Trillions of Tiny Helpers
Your gut is home to trillions of microscopic organisms, mostly bacteria. That might sound gross, but most of them are incredibly helpful. These friendly bacteria assist with digestion, help your body absorb nutrients, and play a big role in keeping your immune system strong. A healthy mix of gut bacteria helps your body fight off germs and reduces inflammation.
These bacteria are especially important during childhood. Early in life, building a balanced community of gut microbes helps train your immune system to tell the difference between harmful invaders and harmless things. About 90% of your body’s serotonin, a chemical that affects mood, is actually produced in the gut. So the health of your digestive system can influence how you feel overall, not just how you process food.

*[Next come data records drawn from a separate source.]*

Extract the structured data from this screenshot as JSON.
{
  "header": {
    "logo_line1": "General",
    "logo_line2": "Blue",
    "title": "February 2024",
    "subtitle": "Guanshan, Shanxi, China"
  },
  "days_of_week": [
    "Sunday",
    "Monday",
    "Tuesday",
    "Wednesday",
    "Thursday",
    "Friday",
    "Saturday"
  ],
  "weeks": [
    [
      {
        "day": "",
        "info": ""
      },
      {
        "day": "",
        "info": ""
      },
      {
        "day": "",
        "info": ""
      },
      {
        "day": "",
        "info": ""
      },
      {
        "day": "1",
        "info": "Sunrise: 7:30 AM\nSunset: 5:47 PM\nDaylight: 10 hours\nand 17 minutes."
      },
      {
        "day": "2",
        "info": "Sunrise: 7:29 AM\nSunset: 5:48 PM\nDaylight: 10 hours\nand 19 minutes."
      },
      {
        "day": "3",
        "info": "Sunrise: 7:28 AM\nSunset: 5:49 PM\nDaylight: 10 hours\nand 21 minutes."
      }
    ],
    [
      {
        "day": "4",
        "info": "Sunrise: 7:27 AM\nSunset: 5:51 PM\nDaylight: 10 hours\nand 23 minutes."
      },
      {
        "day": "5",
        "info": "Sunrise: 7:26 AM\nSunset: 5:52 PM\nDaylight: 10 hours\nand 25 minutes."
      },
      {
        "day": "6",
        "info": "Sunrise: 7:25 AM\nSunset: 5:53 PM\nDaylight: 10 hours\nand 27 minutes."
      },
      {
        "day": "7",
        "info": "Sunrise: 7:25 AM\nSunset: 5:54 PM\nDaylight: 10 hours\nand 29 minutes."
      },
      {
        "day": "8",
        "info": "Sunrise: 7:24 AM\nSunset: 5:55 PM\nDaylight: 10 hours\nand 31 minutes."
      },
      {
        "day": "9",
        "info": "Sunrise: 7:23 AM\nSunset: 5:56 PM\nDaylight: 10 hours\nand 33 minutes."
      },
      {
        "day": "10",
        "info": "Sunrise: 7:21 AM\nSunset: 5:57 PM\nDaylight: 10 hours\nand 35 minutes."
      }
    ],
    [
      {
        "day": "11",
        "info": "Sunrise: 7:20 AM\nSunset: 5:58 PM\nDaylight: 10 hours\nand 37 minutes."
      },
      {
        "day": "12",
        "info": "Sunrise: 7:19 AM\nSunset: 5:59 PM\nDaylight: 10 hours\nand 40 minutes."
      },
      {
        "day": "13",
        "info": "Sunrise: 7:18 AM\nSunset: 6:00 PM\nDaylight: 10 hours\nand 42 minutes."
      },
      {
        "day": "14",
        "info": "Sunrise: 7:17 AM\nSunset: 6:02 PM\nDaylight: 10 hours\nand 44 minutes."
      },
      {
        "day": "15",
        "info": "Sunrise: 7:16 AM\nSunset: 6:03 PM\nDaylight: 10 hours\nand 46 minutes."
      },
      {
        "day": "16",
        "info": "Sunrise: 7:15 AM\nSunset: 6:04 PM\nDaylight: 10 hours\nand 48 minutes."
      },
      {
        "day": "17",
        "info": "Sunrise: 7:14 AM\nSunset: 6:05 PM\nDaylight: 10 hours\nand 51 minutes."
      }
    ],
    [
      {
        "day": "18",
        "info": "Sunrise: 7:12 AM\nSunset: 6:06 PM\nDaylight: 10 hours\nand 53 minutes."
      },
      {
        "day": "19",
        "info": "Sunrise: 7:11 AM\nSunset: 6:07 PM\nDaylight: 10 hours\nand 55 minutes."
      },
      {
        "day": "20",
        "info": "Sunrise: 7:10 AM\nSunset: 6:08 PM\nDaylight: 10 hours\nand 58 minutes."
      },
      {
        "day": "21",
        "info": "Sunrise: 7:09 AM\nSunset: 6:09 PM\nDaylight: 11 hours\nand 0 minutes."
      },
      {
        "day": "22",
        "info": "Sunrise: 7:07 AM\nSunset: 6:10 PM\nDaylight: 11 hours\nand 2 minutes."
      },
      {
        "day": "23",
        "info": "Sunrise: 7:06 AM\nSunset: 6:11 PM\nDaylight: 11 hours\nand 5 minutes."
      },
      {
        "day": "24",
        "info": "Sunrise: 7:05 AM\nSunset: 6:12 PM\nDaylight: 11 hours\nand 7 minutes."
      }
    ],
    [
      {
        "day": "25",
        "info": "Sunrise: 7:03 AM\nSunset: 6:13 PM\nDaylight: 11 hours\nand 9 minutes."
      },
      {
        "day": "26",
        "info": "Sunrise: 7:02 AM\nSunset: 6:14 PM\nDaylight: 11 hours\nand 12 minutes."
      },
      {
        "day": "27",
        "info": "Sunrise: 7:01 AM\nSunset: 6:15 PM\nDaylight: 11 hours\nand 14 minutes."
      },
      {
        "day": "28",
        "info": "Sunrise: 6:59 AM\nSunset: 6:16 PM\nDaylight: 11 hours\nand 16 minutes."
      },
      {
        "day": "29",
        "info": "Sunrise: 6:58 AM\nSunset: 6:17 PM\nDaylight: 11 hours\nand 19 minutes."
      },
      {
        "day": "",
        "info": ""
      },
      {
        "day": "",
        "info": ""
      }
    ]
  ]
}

Keeping Your Digestive System Healthy
Fiber is one of the most important things for keeping digestion running smoothly. It’s the part of plant foods your body can’t fully break down, and it helps move everything through your intestines at a steady pace. Most kids don’t get nearly enough of it. Nine out of ten children fall short of recommended fiber intake. A simple guideline: take a child’s age and add 5, and that’s a reasonable minimum number of grams of fiber to aim for each day. So a 7-year-old would aim for at least 12 grams.
Whole grains, fruits, and vegetables are the best sources. Drinking plenty of water matters too, since dehydration is one of the common reasons kids get constipated. Water works with fiber to keep waste soft and moving through the large intestine.
Quick Facts to Remember
- Total transit time: Food takes roughly 36 to 48 hours to travel from mouth to exit.
- Stomach and small intestine: About 6 hours combined for food to pass through both.
- Small intestine length: Around 15 feet in a 5-year-old, growing to about 19 feet by age 20.
- Saliva’s role: It doesn’t just moisten food. It actually begins breaking down starches before you swallow.
- Gut bacteria: Trillions of organisms live in your intestines, helping with digestion, immunity, and even brain health.